Chaoba Devi Oinam

Personal information
- Nationality: Indian
- Born: 2 March 1988 (age 38)
- Height: 1.54 m (5 ft 1 in)

Sport
- Sport: Sepak takraw

Medal record
Representing India
Asian Games
| Bronze medal – third place | 2022 Hangzhou | Women's regu |

= Chaoba Devi Oinam =

Indian sepak takraw player

Chaoba Devi Oinam (born 2 March 1988) is an Indian sepak takraw player. She won a bronze medal in the women's regu event at the 2022 Asian Games. The Indian team consisting of Maipak Devi Ayekpam, Chaoba Devi Oinam, Khushbu, Priya Devi Elangbam and Leirentom Bi Devi Elangbam lost Thailand 10-21, 13-21 in the semifinals.
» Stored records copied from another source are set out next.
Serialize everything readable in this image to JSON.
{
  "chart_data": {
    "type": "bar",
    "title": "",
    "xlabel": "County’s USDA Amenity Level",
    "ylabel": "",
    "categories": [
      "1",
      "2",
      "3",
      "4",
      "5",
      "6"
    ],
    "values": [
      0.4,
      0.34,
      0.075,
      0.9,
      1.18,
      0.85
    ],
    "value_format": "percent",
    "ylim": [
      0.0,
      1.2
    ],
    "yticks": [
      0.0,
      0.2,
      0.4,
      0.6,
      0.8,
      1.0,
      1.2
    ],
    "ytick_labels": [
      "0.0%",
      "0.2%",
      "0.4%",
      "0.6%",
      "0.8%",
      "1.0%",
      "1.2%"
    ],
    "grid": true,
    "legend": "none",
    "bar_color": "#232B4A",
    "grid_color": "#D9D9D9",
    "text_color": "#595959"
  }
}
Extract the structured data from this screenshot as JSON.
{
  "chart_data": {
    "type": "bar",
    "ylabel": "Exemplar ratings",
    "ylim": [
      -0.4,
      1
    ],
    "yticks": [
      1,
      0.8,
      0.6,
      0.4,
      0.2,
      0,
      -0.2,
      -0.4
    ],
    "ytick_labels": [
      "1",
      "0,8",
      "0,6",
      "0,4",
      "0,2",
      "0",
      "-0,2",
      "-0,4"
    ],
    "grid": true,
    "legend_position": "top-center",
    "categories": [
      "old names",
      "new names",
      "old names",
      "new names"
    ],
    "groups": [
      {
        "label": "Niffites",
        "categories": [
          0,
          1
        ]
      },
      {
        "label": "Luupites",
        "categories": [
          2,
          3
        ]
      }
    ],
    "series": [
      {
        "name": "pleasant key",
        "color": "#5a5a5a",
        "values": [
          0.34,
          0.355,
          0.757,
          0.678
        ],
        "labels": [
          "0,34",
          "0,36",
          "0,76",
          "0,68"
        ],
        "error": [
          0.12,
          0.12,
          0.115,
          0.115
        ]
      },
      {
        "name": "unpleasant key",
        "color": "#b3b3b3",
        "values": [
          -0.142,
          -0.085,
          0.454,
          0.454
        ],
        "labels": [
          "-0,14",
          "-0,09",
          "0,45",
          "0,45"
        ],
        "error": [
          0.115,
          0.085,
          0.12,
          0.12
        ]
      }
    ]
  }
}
In Sepak Takraw both losing semifinalists get the bronze medals.

== Early life ==
Chaoba Devi is from Manipur and her first major championship was 2014 Asian Games in South Korea. She started training at the Sports Authority of India (SAI) North-East Regional Centre from 2011 to 2016. She is currently employed as a Physical Education teacher (PET) in the Youth Services and Sports (YAS) Department, Manipur.